Using SubtleCrypto API for password check

In my addon I want to implement two features.

First will be simple lock (with password) to prevent other users of the PC edit anything in the addon.
Second should allow user to encrypt his data using the same password (I will be implementing this later, but I want to be ready for it).

Use case is simple - user creates some master password that will be required to unlock UI.
Regarding implementation, my first thought was simply hash user password and store the hash in the storage. For example using the SubtleCrypto.digest().

However the more I read about security, the less confident I feel. This solution would allow malicious users of the PC access the hash and use brute-force or dictionary attack to get the original password, which is unacceptable.

So my second thought was to use SubtleCrypto.importKey() and then SubtleCrypto.deriveKey() , just like in the example code here.

In the example code, the following part creates CryptoKey:

await window.crypto.subtle.deriveKey(
{
    "name": "PBKDF2",
    salt: salt,
    "iterations": 100000,
    "hash": "SHA-256"
  },
  keyMaterial,
  { "name": "AES-GCM", "length": 256},
  true,
  [ "encrypt", "decrypt" ]
);

Now this looks much better because I see some salt and huge number of iterations, plus I can use this key to encrypt data and I can even store this CryptoKey object in storage.

Now the question is:

  1. is this approach safe enough?
  2. how do I verify user password against the stored CryptoKey???
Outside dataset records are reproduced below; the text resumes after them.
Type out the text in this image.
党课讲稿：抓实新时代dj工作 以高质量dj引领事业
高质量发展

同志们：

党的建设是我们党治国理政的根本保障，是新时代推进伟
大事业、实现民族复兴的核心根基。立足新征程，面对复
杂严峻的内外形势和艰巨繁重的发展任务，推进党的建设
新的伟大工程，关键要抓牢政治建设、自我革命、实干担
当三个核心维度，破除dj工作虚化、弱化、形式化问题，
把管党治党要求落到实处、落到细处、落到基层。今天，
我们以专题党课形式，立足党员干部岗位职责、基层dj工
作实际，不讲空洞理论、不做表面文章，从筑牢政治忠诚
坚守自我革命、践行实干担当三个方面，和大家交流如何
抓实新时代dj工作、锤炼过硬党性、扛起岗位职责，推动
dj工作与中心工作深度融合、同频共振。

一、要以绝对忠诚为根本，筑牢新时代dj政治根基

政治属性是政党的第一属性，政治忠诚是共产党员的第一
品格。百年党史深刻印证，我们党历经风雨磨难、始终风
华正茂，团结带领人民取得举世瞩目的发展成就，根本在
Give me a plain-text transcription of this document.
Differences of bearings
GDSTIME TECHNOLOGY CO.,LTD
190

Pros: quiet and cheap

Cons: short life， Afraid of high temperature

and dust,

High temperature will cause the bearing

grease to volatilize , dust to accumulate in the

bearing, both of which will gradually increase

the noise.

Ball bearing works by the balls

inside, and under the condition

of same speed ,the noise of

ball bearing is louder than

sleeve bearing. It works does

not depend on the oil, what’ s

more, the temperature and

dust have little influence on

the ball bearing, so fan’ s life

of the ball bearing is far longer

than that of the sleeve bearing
You can also salt with the normal digest method. In the end, trying to defend against brute force from a hash stored on the local machine is a pointless endeavor as long as you don’t have access to encrypted storage provided by the platform (spoiler: you don’t have access to that). Even if you salt your hash, you’ll have to store the salt where you store the hash, as in locally. The difference between the two is primarily the key type, which in my opinion doesn’t really matter since you are both consumer and producer of the encrypted data, there is no negotiation or secret exchange etc.

Yes, good points. However the point of using PBKDF2 is making cracking password much harder. If you use 100,000 iterations then cracking password should be 100,000 times slower compared to simple hash + salt.

Anyway, after spending whole day studying this, I see that I’ve made some mistakes…
What I actually need is SubtleCrypto.deriveBits() which will give me ArrayBuffer - which I can store and compare easily.

Also I can’t reuse same hash for locking UI and locking data, since locking UI requires that I store the hash and compare it with what user enters BUT when locking data, I musn’t store the hash used to encrypt it :smiley:.